AWS WAF, AWS Firewall Manager, and AWS Shield Advanced
Developer Guide (API Version 2015-08-24)

AWS Firewall Manager

AWS Firewall Manager simplifies your AWS WAF and AWS Shield Advanced administration and maintenance tasks across multiple accounts and resources. With Firewall Manager, you set up your AWS WAF firewall rules and Shield Advanced protections just once. The service automatically applies the rules and protections across your accounts and resources, even as you add new resources.

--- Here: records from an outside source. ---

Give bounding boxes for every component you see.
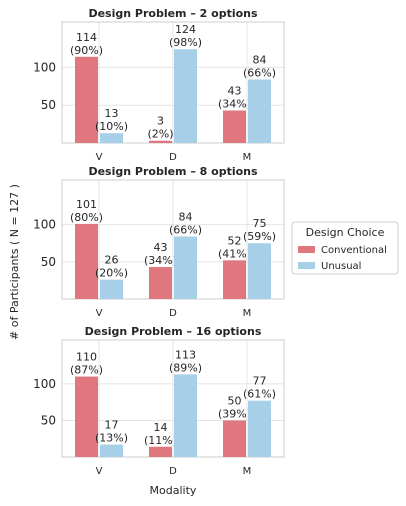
y-tick-label: 100 (33, 60, 56, 74)
bar-conventional-d (149, 140, 172, 143)
data-label-count: 52 (228, 234, 242, 247)
legend-title: Design Choice (306, 226, 385, 239)
legend-box (291, 221, 399, 275)
data-label-count: 110 (76, 351, 97, 364)
panel-title: Design Problem – 2 options (88, 7, 258, 20)
legend: Design Choice Conventional Unusual (291, 221, 399, 275)
data-label-percent: (39%) (218, 407, 251, 420)
data-label-count: 17 (105, 419, 119, 432)
data-label-percent: (11%) (144, 434, 177, 447)
panel-3: 50 100 Design Problem – 16 options V 110(87%… (33, 325, 285, 477)
data-label-count: 50 (228, 394, 242, 407)
legend-swatch-conventional (298, 246, 315, 253)
data-label-count: 101 (76, 198, 97, 211)
data-label-percent: (59%) (243, 230, 276, 243)
bar-unusual-v (100, 279, 123, 299)
x-tick-label: D (169, 308, 177, 319)
data-label-count: 75 (253, 217, 267, 230)
bar-unusual-m (248, 243, 271, 299)
legend-label-unusual: Unusual (321, 261, 361, 272)
x-tick-label: M (243, 466, 252, 477)
data-label-count: 43 (228, 84, 242, 97)
bar-conventional-m (223, 110, 246, 143)
plot-frame (61, 21, 285, 144)
data-label-count: 13 (105, 107, 119, 120)
data-label-percent: (87%) (70, 364, 103, 377)
data-label-count: 84 (179, 211, 193, 224)
plot-frame (61, 339, 285, 458)
data-label-count: 114 (76, 31, 97, 44)
bar-unusual-d (174, 49, 197, 143)
data-label-percent: (80%) (70, 211, 103, 224)
bar-conventional-v (75, 223, 98, 299)
data-label-percent: (90%) (70, 44, 103, 57)
panel-1: 50 100 Design Problem – 2 options V 114(90%)… (33, 7, 285, 163)
data-label-percent: (13%) (95, 432, 128, 445)
data-label-count: 3 (157, 115, 164, 128)
y-tick-label: 50 (41, 255, 56, 269)
data-label-percent: (98%) (169, 36, 202, 49)
bar-unusual-d (174, 236, 197, 299)
data-label-count: 14 (154, 421, 168, 434)
data-label-percent: (20%) (95, 267, 128, 280)
bar-conventional-v (75, 376, 98, 457)
data-label-percent: (41%) (218, 247, 251, 260)
legend-label-conventional: Conventional (321, 245, 387, 256)
x-tick-label: V (96, 466, 103, 477)
data-label-percent: (61%) (243, 388, 276, 401)
panel-title: Design Problem – 16 options (85, 325, 262, 338)
bar-conventional-d (149, 446, 172, 457)
data-label-count: 84 (253, 53, 267, 66)
legend-swatch-unusual (298, 262, 315, 269)
bar-unusual-v (100, 133, 123, 143)
data-label-percent: (34%) (144, 254, 177, 267)
y-axis-label: # of Participants ( N = 127 ) (8, 184, 21, 340)
panel-title: Design Problem – 8 options (88, 165, 258, 178)
data-label-count: 124 (175, 23, 196, 36)
x-tick-label: M (243, 152, 252, 163)
data-label-count: 113 (175, 348, 196, 361)
data-label-count: 77 (253, 375, 267, 388)
bar-unusual-m (248, 79, 271, 143)
data-label-count: 26 (105, 254, 119, 267)
data-label-count: 43 (154, 241, 168, 254)
data-label-percent: (34%) (218, 97, 251, 110)
data-label-percent: (66%) (169, 224, 202, 237)
x-axis-label: Modality (150, 484, 197, 497)
data-label-percent: (2%) (147, 128, 173, 141)
y-tick-label: 100 (33, 377, 56, 391)
x-tick-label: D (169, 466, 177, 477)
y-tick-label: 50 (41, 413, 56, 427)
bar-unusual-d (174, 374, 197, 457)
data-label-percent: (10%) (95, 120, 128, 133)
x-tick-label: D (169, 152, 177, 163)
chart-panels: 50 100 Design Problem – 2 options V 114(90%)… (33, 7, 285, 477)
panel-2: 50 100 Design Problem – 8 options V 101(80%)… (33, 165, 285, 319)
x-tick-label: M (243, 308, 252, 319)
y-tick-label: 100 (33, 218, 56, 232)
bar-unusual-m (248, 400, 271, 457)
bar-conventional-d (149, 267, 172, 299)
y-tick-label: 50 (41, 98, 56, 112)
x-tick-label: V (96, 308, 103, 319)
bar-conventional-m (223, 260, 246, 299)
x-tick-label: V (96, 152, 103, 163)
data-label-percent: (89%) (169, 361, 202, 374)
plot-frame (61, 179, 285, 300)
data-label-percent: (66%) (243, 66, 276, 79)
bar-conventional-m (223, 420, 246, 457)
bar-unusual-v (100, 444, 123, 457)
bar-conventional-v (75, 56, 98, 143)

Firewall Manager provides these benefits:

  • Helps to protect resources across accounts

  • Helps to protect all resources of a particular type, such as all Amazon CloudFront distributions

  • Helps to protect all resources with specific tags

  • Automatically adds protection to resources that are added to your account

  • Allows you to subscribe all member accounts in an AWS Organizations organization to AWS Shield Advanced, and automatically subscribes new in-scope accounts that join the organization

  • Lets you use your own custom rules, or purchase managed rules from AWS Marketplace

Firewall Manager is particularly useful when you want to protect your entire organization rather than a limited number of specific accounts and resources, or if you frequently add new resources that you want to protect. Firewall Manager also provides centralized monitoring of DDoS attacks across your organization.